At this time of year, though, the town was quiet and the hotels were cheap. Sarah had protested at first, insisting she should stay, help look, but Boychuk persuaded her that what she needed was sleep.

“Best to get some rest. Tomorrow’s another day.” He gave her arm a little squeeze and nodded at Dubé, who had offered to retrieve Sarah and Matthew’s minivan, though Sarah could tell it was not an optional suggestion. The vehicle would be combed over by the police for any clues as to Matthew’s whereabouts and deposited at the hotel. Sarah handed over Matthew’s keys to Dubé, who disappeared with one of the volunteers.

“Let’s get you guys to the hotel,” Boychuk said, gathering Sarah’s lone bag.

“Okay,” Sarah said. She followed him as if her actions were no longer her own but those of the woman she was supposed to be. “Can you watch the kids for a couple minutes? I just need to use the washroom.”

The dock was shared by a small campground, and a restroom lay beyond a copse of trees. Sarah made her way to the low cinder-block structure housing the toilets and showers. As she walked around to the women’s side of the building, she stopped dead.

A white-and-red motorboat with River Runner etched along the side of the bow sat on a trailer under pale streetlight at the front of the building. There was no doubt it was the boat from earlier that morning: the one belonging to the group of twentysomethings who had left Sarah stranded with the kids.

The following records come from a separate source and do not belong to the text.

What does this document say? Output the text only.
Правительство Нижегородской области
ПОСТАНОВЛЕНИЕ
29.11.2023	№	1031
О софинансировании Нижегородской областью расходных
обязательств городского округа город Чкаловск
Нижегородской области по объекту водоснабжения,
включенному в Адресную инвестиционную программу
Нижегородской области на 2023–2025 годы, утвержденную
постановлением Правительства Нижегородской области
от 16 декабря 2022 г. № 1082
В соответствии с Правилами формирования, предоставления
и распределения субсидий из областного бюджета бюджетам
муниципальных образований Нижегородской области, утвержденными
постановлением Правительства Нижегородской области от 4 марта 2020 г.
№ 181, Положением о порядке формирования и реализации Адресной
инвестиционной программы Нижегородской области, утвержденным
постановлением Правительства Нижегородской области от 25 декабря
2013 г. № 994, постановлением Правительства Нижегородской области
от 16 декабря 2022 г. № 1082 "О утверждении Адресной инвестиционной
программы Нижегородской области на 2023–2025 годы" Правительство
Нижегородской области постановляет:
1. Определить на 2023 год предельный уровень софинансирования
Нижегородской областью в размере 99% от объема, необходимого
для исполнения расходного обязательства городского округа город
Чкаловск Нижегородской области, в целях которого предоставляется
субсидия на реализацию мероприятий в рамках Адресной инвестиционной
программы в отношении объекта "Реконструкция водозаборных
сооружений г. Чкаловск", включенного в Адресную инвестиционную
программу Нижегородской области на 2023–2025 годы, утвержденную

Unbidden, fury flooded Sarah’s nerve endings, laying waste to the rational connection between impulses and restraint. She rewatched herself, as if the events that had unfolded were a movie and she controlled the speed of the playback: a lone woman with two small children on the shore while the boat pulled away. She heard the red-haired woman’s casual laughter drifting over the water, smelled the wet pine around her, felt the wind-whipped hair at her face.

Sarah doubled over as if a fist had just slammed into her gut. One hand rested on her knee, the other pressed against the cold cinder-block wall beside her. A cauterizing breath caught in her lungs. She watched herself march across the gravel parking lot. A hand retrieved her keys, still in her pocket, and held the largest key between her ring and index finger, the way she’d been taught at a self-defense class years ago. She felt the hard edges of the metal dig into her flesh, watched herself drag the largest key across the side of the boat, gouging the red paint. She heard the scrape of metal on fiberglass, saw the raised coating bunch and peel under the pressure. Her arm repeated the action in the opposite direction, deepening the gouge, until the original color of the hull bled into the crisp red of the stripe.

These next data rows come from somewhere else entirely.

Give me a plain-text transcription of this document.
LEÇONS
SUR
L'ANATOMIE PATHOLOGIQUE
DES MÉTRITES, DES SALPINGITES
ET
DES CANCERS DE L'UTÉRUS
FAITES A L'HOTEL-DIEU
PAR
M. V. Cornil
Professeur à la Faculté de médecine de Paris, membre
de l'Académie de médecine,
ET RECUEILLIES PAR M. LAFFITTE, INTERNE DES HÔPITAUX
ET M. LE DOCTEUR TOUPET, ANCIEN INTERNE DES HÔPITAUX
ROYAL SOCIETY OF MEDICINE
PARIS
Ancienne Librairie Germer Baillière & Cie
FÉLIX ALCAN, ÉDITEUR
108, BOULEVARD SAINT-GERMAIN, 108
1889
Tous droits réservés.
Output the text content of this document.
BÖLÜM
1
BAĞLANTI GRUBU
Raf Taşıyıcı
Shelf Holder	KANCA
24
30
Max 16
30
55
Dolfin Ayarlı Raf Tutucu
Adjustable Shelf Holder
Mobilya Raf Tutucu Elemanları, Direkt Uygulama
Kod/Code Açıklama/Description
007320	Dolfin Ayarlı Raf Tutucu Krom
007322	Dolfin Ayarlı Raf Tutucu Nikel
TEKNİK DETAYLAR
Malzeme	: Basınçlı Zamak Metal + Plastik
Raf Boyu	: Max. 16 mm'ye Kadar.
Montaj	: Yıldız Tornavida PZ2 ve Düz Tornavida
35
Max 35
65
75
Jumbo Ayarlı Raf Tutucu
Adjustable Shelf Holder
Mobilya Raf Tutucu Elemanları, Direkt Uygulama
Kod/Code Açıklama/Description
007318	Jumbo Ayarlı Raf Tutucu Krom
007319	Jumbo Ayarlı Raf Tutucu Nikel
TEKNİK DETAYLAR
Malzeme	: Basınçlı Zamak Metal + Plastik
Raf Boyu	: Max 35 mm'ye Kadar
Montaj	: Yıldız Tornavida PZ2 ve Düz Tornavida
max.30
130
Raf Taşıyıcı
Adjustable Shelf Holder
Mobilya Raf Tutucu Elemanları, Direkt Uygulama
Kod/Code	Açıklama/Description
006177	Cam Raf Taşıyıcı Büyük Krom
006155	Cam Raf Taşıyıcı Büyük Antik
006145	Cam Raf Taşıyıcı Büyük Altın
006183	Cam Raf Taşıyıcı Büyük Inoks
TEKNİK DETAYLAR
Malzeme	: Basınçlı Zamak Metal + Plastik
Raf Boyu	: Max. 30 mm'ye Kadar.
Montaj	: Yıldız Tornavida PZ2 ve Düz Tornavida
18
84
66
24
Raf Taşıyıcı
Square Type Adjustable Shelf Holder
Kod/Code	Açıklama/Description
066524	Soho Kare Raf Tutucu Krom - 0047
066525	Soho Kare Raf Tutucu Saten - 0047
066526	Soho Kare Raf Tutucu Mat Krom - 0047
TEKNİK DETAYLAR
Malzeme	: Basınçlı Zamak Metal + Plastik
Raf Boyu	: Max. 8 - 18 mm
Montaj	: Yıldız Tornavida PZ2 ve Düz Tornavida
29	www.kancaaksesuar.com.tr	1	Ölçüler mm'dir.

Stepping back to look at the slash, a pinprick of satisfaction blossomed in Sarah’s core. It spread like a vine, stitching and soothing her anger.

The car slid onto the highway, an asphalt ribbon that disappeared beyond the reach of the headlights. The only sound was the hum of tires on wet pavement and the slap of windshield wipers. Sarah sat in the back seat, Bella and Charlie on either side of her.

Speckled lights appeared in the blackness out the window as the car passed homes set back along the highway. Spools of lives spilled into a void. Not for the first time, Sarah was curious about the people who lived on those islands of light. How did they survive out here? What were their days like?

Charlie’s head fell gently against Sarah’s arm. She glanced down at him—her peanut—his face relaxed in sleep. Bella was harder to read. Always. Even in sleep, where she curled into a tight ball beneath the covers, shielded from the world as if beneath a carapace. Her face was turned to the side window, and Sarah stroked her honey-brown hair, just barely resting her fingers on her scalp. Bella didn’t turn around, but neither did she move away. Sarah was astonished by her ability to love someone who resented her so much.

She hadn’t told the police the whole truth. There was no point mentioning Matthew’s absences of late, the tiny frustrations that crept into the day-to-day of a marriage, the temptations that might lurk in the arms of someone else, someone new. Sarah knew there were cracks, but cracks could be mended. Better she hold her tongue, keep everything simple. The search was what mattered now.